Ist ja auch nur für die normale Version


----------



## Toyuki (15. Oktober 2007)

denke das reiten zu 99,99999999999% auch auf 300 sein muss sonnst wäre das unfair und alle würde ingi machen^^



Deadwool schrieb:


> Ist ja auch nur für die normale Version



weiß jmd epix preise?


----------



## Psytis (15. Oktober 2007)

wieso unfair? druiden bekamen die fluggestalt mit lvl 68 um 9g und reiten 225 gratis dazu, hat da jeder einen druiden angefangen??


----------



## Toyuki (15. Oktober 2007)

Psytis schrieb:


> wieso unfair? druiden bekamen die fluggestalt mit lvl 68 um 9g und reiten 225 gratis dazu, hat da jeder einen druiden angefangen??



aber den epix flugskill mussten sie auch kaufen und das sind 4k gold mehr palas/hexer kriegen ja auch epix reitmount gratis aber den 5k skill müssen alle kaufen


----------



## Psytis (15. Oktober 2007)

ich rede jetzt nicht von der epic fluggestalt. die normale und das reiten 225 gabs um 9g beim druiden lehrer und das auch noch 2 lvl früher


----------



## Deadwool (15. Oktober 2007)

für das Upgrade auf den schnellen Flieger kommt noch dazu:

8 Teufelsstahl Stabilisatoren
8 Khorium Kraftkerne
1 Hula Mädchen Puppe (solls für 100g bei einem Händler zu kaufen geben)

(Angaben ohne Gewähr)


----------



## Toyuki (15. Oktober 2007)

Psytis schrieb:


> ich rede jetzt nicht von der epic fluggestalt. die normale und das reiten 225 gabs um 9g beim druiden lehrer und das auch noch 2 lvl früher



ja is klar die 2 lvl ok das is unfair aber wie gesagt pala und hexer kriegen ihre epix reitmounts (100er) auch "gratis"


----------



## Psytis (15. Oktober 2007)

hast du dir die bilder von http://www.buffed.de/forum/index.php?showtopic=19208 angesehn? da steht nix von reiten.
hoffe auch das das so bleibt.
hast ja auch ein paar einschränkungen ohne reiten300. zb kein 320% mount (phoenix), keine netherdrachen tages q und kein netherdrachen. das neue cenarius mount kannst auch net kaufen.


----------



## Deadwool (15. Oktober 2007)

Psytis schrieb:


> hast du dir die bilder von http://www.buffed.de/forum/index.php?showtopic=19208 angesehn? da steht nix von reiten.

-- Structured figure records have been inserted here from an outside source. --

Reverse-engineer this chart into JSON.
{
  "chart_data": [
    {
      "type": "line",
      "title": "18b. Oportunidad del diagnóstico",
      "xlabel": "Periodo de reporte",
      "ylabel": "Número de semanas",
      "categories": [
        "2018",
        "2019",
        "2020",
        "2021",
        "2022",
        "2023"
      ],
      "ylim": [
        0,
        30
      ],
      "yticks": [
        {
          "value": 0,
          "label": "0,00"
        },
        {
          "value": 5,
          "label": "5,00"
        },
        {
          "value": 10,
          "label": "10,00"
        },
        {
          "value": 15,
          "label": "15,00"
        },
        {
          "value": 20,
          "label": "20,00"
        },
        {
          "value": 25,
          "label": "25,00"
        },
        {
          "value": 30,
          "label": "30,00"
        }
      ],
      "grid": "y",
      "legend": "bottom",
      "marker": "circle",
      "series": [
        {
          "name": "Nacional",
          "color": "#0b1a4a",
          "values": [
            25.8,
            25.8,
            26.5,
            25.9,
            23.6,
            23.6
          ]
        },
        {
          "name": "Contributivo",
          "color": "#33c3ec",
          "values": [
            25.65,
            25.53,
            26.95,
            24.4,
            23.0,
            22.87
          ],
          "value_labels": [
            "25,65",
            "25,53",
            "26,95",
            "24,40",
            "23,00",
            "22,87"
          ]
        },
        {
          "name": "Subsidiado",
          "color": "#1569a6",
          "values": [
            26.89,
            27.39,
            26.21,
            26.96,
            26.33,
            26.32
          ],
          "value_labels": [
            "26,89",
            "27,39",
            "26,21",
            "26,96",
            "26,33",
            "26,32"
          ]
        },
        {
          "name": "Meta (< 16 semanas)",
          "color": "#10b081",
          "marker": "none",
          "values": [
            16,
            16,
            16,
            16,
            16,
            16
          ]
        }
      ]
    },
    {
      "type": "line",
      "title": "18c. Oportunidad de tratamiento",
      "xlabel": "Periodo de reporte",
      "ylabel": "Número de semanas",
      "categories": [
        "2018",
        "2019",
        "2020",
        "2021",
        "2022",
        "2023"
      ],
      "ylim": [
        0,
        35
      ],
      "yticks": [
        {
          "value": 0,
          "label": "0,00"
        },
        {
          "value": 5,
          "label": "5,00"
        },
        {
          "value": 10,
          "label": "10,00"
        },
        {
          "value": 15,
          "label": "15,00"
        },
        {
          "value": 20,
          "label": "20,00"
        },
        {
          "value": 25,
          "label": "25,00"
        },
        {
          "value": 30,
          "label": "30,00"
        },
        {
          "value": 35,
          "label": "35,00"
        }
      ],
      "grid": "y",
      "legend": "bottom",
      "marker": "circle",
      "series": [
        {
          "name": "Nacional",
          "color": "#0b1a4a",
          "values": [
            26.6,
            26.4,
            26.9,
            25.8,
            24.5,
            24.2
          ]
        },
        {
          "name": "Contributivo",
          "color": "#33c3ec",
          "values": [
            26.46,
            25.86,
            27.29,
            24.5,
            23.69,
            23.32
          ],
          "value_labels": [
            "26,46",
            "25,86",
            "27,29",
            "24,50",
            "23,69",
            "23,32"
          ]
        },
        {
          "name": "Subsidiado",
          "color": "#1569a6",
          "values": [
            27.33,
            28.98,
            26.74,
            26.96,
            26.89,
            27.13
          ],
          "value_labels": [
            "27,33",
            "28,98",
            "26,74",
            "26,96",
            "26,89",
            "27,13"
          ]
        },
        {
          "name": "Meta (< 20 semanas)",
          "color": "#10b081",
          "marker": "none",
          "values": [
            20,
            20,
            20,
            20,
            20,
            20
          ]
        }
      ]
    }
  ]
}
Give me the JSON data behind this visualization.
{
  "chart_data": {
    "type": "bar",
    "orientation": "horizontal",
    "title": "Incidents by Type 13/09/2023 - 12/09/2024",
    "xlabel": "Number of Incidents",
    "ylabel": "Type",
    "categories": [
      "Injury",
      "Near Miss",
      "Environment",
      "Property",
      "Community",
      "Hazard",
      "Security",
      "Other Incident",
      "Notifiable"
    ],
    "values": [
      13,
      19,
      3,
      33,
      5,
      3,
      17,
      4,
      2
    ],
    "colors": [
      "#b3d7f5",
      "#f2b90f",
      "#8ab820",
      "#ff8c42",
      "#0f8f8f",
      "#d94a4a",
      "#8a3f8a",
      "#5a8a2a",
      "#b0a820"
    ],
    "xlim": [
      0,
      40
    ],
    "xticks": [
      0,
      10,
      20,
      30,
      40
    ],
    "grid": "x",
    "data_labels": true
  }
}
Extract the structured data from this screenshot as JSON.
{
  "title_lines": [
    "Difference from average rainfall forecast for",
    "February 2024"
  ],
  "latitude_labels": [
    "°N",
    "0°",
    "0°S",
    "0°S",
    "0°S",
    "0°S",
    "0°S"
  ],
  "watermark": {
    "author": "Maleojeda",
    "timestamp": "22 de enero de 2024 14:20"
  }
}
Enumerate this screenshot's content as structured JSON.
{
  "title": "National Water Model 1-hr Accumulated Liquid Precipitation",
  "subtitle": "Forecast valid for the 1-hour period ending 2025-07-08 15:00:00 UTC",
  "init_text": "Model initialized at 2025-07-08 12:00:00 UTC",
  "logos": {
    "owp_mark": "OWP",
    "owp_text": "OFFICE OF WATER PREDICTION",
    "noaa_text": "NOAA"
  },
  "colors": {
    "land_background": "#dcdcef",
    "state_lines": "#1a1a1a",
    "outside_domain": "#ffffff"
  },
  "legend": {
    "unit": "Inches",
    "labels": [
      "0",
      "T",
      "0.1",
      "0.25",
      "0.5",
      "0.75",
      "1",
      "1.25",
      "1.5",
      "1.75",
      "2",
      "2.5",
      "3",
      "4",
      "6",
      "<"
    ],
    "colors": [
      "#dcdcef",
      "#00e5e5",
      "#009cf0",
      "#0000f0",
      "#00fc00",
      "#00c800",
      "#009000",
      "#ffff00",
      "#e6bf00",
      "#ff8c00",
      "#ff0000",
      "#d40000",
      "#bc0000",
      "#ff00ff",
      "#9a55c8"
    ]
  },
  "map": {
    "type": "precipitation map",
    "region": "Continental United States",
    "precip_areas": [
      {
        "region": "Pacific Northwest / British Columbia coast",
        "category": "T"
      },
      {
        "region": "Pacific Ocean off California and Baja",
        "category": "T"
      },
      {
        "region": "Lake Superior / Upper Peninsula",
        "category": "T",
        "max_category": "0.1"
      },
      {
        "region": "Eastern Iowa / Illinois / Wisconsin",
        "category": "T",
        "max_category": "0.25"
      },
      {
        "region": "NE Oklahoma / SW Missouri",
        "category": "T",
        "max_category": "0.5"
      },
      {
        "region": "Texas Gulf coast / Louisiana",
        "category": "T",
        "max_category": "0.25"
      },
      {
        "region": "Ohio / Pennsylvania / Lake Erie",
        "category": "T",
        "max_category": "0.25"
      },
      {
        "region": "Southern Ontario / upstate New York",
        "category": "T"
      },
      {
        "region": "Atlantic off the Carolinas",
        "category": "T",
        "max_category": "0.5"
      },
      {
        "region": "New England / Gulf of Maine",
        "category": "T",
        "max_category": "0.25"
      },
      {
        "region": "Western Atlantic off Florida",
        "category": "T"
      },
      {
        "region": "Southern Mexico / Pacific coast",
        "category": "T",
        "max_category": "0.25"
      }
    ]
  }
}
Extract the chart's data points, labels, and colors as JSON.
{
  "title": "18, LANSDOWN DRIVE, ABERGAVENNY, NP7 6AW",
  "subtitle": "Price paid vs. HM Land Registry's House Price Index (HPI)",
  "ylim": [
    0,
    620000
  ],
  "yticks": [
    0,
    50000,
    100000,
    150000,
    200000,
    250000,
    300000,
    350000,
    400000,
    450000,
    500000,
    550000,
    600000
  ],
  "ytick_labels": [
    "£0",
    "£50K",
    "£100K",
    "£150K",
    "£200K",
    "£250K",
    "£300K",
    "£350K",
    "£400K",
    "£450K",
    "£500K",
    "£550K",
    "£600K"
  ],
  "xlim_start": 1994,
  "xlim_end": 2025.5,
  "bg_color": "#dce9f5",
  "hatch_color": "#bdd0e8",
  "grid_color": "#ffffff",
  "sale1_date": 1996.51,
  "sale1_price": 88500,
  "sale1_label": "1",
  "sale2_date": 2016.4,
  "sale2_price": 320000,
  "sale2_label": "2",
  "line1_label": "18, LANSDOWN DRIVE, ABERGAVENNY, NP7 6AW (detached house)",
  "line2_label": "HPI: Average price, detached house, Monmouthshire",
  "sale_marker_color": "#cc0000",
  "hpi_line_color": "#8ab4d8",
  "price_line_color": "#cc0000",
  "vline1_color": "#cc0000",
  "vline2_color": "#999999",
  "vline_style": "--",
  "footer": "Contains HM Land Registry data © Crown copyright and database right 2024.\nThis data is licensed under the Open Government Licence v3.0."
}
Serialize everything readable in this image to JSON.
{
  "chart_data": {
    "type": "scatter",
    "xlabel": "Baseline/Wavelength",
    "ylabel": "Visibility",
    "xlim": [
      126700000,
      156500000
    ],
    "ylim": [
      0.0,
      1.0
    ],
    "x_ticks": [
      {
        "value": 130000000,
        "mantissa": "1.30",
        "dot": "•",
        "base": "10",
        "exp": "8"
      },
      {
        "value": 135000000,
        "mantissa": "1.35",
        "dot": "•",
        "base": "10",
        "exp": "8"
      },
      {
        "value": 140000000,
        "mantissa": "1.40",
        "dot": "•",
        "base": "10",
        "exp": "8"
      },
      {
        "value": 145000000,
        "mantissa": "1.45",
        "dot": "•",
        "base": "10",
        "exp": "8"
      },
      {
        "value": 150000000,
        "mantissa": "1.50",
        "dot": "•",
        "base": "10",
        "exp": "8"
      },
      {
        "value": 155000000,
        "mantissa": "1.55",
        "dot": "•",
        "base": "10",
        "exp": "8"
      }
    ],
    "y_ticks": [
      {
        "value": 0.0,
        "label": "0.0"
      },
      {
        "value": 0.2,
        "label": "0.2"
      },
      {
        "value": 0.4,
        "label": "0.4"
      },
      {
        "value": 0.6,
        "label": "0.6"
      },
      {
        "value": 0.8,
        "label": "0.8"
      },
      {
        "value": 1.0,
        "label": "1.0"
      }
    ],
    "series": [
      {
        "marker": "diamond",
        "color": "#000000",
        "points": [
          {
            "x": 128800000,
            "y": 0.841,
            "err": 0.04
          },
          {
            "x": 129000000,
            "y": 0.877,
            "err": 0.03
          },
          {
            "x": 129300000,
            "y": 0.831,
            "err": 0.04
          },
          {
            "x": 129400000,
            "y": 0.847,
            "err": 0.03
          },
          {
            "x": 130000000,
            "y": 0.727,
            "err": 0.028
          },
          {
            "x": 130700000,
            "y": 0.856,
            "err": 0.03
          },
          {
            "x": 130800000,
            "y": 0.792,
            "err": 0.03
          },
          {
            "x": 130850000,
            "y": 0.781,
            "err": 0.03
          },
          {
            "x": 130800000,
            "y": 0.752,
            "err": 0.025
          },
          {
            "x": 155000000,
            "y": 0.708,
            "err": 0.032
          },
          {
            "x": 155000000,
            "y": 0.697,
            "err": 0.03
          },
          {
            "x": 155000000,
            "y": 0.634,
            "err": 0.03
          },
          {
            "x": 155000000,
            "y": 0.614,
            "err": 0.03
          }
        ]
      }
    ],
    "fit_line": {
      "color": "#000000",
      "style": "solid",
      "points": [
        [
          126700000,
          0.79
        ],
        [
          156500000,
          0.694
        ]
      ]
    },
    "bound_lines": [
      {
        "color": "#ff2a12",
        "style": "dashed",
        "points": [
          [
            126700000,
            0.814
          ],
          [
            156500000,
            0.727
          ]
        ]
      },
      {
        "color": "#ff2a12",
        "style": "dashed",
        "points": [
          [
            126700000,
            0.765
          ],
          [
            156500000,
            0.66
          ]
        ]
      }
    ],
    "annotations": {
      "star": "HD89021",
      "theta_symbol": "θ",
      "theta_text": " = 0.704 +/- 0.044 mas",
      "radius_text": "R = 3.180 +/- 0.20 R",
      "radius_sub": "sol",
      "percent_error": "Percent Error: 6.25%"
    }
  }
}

Leider schon. Lies mal die gelbe Zeile. Da steht "requires expert riding skill or higher to use" für das normale und "requires artisan riding skill or higher to use" beim epischen. Schade, hatte mich auch schon gefreut ich könnte mir die 5k sparen.


----------



## Toyuki (15. Oktober 2007)

Psytis schrieb:


> hast du dir die bilder von http://www.buffed.de/forum/index.php?showtopic=19208 angesehn? da steht nix von reiten.
> hoffe auch das das so bleibt.
> hast ja auch ein paar einschränkungen ohne reiten300. zb kein 320% mount (phoenix), keine netherdrachen tages q und kein netherdrachen. das neue cenarius mount kannst auch net kaufen.



*ich hab gesagt ich würde es unfair finden nie behauptet das es so ist* außerdem wiedersprichst du dir selber ein wenig du zähst die meisten epic mounts auf und sagst die brauchen reiten 300 da *denke *man doch das wenn man das so sieht das es beim ingi mount nicht anders wird oder?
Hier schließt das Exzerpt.